De Staatssecretaris van Financiën zegt de Kamer, naar aanleiding van een vraag van de PvdA-fractie, toe om de verruimde schenkingsvrijstelling te evalueren op de effectiviteit en doelmatigheid van het bestaande beleid.


Kerngegevens

Nummer T02964
Status voldaan
Datum toezegging 28 november 2019
Deadline 1 januari 2022
Verantwoordelijke(n) Staatssecretaris van Financiën
Kamerleden drs. F.J.M. Crone (GroenLinks-PvdA)
Commissie commissie voor Financiën (FIN)
Soort activiteit (Nadere) Memorie van antwoord
Categorie evaluatie
Onderwerpen Pakket Belastingplan 2020
schenk- en erfbelasting
woningmarkt
Kamerstukken Belastingplan 2020 (35.302)


Uit de stukken

Kamerstukken I 2019/20, 35 302, D, p. 8.

De leden van de PvdA-fractie:

De leden van de PvdA-fractie vragen of het, nu de woningmarkt zo krap geworden is, het niet wenselijk is de verruimde vrijstelling van de schenkbelasting voor kinderen bij de aankoop van een huis af te schaffen of sterk te beperken, omdat deze de ongelijkheid tussen starters op de woningmarkt enorm vergroot, tevens een onnodige lastenverschuiving naar de loon- en inkomstenbelasting impliceert. Deelt de regering de

conclusie van de fraaie studie van de Centraal Bureau voor de Statistiek (CBS) dat dit een fiscale subsidie is van vermogensoverdracht in rijke families?

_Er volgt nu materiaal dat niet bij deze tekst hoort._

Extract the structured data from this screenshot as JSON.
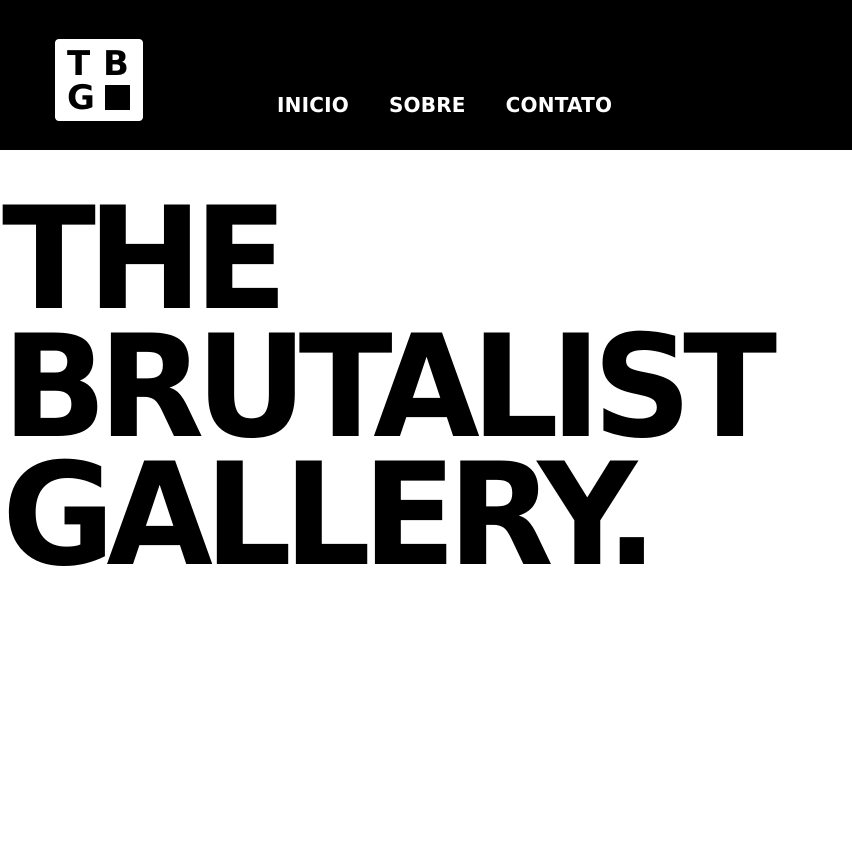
{
  "logo": {
    "letters": [
      "T",
      "B",
      "G"
    ]
  },
  "nav": {
    "items": [
      {
        "label": "INICIO"
      },
      {
        "label": "SOBRE"
      },
      {
        "label": "CONTATO"
      }
    ]
  },
  "hero": {
    "lines": [
      "THE",
      "BRUTALIST",
      "GALLERY."
    ]
  },
  "colors": {
    "header_bg": "#000000",
    "page_bg": "#ffffff",
    "text_primary": "#000000",
    "nav_text": "#ffffff"
  }
}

Kamerstukken I 2019/20, 35 302, E, p. 13, 14.

De Staatssecretaris van Financiën, M. Snel:

De leden van de fractie van de PvdA vragen of het, nu de woningmarkt zo krap geworden is, niet wenselijk is de verruimde vrijstelling van de schenkbelasting voor kinderen bij de aankoop van een huis af te schaffen of sterk te beperken. Volgens hen vergroot deze vrijstelling de ongelijkheid tussen starters op de woningmarkt enorm en impliceert deze

een onnodige lastenverschuiving naar de loon- en inkomstenbelasting. Ook vragen deze leden in dit verband of het kabinet de conclusie van de CBS-studie deelt dat dit een fiscale subsidie van vermogensoverdracht in rijke families is. Ik neem aan dat deze leden doelen op het onderzoek «Schenkingen vooral van ouders aan vermogende kinderen» van 11 maart 2019. Dit onderzoek zag op de periode 2007 tot en met 2015 en heeft derhalve geen betrekking op de structureel verruimde schenkingsvrijstelling. Anders dan de tijdelijke verruiming staat de huidige vrijstelling los van de situatie op de woningmarkt. Bij de tijdelijke verruiming van de vrijstelling schenkbelasting voor de eigen woning die gold vanaf 1 oktober 2013 tot en met 31 december 2014 ging het erom de woningmarkt in een

tijd van crisis weer op gang te helpen. Deze verruiming had dan ook direct te maken met de situatie in de bouw. De met ingang van 1 januari 2017 ingevoerde structurele verruiming van de vrijstelling van de schenkbelasting voor de eigen woning daarentegen beoogt een bijdrage te leveren aan de reductie van de eigenwoningschuld. Met de schenking kunnen woningbezitters hun schuldniveau verlagen, zowel direct bij aankoop van de woning als door op de bestaande schuld af te lossen. Dit maakt woningbezitters minder kwetsbaar. Daarbij kan de maatregel bijdragen aan het wegwerken van de uit de crisis voortvloeiende onderwaterproblematiek. De verruimde schenkingsvrijstelling eigen woning is niet beperkt tot een schenking van ouders aan kinderen, iedereen tussen 18 en 40 jaar mag van een familielid of van een derde eenmalig een schenking van maximaal € 102.010 (bedrag 2019) vrij van schenkbelasting ontvangen, mits deze wordt aangewend voor de eigen woning. Deze vrijstelling kan verspreid over drie achtereenvolgende kalenderjaren worden benut. Bij de raming in 2015 van de derving van deze schenkvrijstelling van € 90 miljoen is rekening gehouden met de lagere aftrekbare kosten voor de eigen woning in box 1 en een minderopbrengst in box 3. Uiteraard vindt het kabinet het belangrijk om de effectiviteit en doelmatigheid van bestaand beleid te blijven evalueren. Voor 2020 is een evaluatie voorzien.